Que el proceso de modernización, irreversible, es una criatura de la civilización occidental es un hecho incontrovertible. No es asunto de opinión. Mas también es indudable de que se trata de un proceso complejo. Desde una perspectiva moral es, por lo menos, ambivalente. Si por un lado se le pueden atribuir todos los descalabros y maldades que queramos, por otro habrá que convenir que es también el origen de la democracia, la noción de derechos civiles y humanos, y el deseo de generalizar las condiciones de ciudadanía a toda la población. No está mal.

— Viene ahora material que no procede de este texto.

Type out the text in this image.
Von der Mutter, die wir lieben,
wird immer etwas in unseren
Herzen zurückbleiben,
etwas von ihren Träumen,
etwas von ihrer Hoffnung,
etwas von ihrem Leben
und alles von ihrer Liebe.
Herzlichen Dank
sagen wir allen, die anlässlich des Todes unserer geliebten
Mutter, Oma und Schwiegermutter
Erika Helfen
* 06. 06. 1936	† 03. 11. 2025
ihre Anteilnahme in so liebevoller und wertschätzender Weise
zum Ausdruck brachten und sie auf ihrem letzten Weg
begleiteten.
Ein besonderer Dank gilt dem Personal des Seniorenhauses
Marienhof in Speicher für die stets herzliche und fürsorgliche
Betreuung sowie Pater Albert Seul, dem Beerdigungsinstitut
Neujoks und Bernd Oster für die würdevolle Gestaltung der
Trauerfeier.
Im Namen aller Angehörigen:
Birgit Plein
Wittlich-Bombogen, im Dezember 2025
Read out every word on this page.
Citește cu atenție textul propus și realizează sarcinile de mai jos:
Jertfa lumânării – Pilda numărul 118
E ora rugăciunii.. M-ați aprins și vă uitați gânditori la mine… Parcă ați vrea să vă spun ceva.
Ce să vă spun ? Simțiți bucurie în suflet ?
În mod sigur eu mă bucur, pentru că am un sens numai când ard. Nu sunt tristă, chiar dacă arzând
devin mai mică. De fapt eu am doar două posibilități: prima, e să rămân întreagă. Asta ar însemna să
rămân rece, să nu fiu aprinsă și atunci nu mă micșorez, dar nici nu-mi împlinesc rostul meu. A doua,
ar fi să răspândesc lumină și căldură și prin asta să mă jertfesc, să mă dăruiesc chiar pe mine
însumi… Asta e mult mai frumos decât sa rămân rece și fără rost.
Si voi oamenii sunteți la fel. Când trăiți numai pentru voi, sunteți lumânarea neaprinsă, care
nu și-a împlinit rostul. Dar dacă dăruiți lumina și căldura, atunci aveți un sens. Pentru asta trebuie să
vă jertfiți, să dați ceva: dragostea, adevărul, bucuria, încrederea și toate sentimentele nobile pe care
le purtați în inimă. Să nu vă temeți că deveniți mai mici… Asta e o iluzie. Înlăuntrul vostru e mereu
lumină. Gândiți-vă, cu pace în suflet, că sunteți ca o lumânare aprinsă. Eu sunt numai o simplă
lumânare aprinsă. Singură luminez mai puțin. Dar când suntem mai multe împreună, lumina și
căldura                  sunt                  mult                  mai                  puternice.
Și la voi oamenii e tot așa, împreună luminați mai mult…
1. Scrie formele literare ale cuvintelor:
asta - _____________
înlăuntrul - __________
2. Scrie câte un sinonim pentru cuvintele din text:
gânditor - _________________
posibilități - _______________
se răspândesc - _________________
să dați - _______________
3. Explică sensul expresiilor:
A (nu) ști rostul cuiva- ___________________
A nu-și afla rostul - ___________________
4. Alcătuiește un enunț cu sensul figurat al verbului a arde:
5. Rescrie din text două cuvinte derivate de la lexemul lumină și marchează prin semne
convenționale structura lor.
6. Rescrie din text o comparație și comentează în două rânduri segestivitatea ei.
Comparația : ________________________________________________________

La vocación de la democracia es la de mundializarse a sí misma. La democracia tolera mal la existencia de tiranías en lugares en los que no reina. La democracia pide tres cosas: un gobierno legítimo, una oposición libre e igualmente legítima y una sociedad civil independiente. Sólo habrá mundialización genuina cuando se generalice esta tríada inseparable. La mundialización no consiste solamente en la expansión de las tecnologías de la telecomunicación ni en la del capitalismo transnacional. Es algo más.

Se comprende que los movimientos que emanan de las sociedades civiles en contra de la mundialización maligna estén a favor de la benigna. No obstante, a menudo su estrategia parte de supuestos que son precisamente enemigos del universalismo de derechos (libertad, igualdad, fraternidad) que constituye el meollo de la civilización occidental. Aunque no se percaten de ello.

Un ejemplo notable de error de partida es la atracción que estos movimientos sienten por el neotribalismo y por cierto multiculturalismo. La insurgencia en Chiapas durante los últimos años puso de relieve la indudablemente grave situación en que se encuentran los indios en ciertas partes de México, no sólo los chiapanecas. Rápidamente atrajo atención mundial, y produjo el turismo cultural de no pocos intelectuales, nostálgicos tal vez de su fenecido proletariado revolucionario.

Mucho menor fue la atención que ellos mismos habían prestado poco antes a las matanzas intertribales en Africa central, que alcanzaron proporciones apocalípticas. Estos presuntos pensadores abandonaron en casa, antes de partir, la noción esencial del universalismo republicano (la ciudadanía igual para todos) para descubrir los derechos comunitarios de unas tribus apenas capaces de entenderlo. Los regionalismos, nacionalismos y reivindicaciones étnicas que ellos no permitirían en sus propios países les parecían ahora fascinantes. Cosas del exotismo.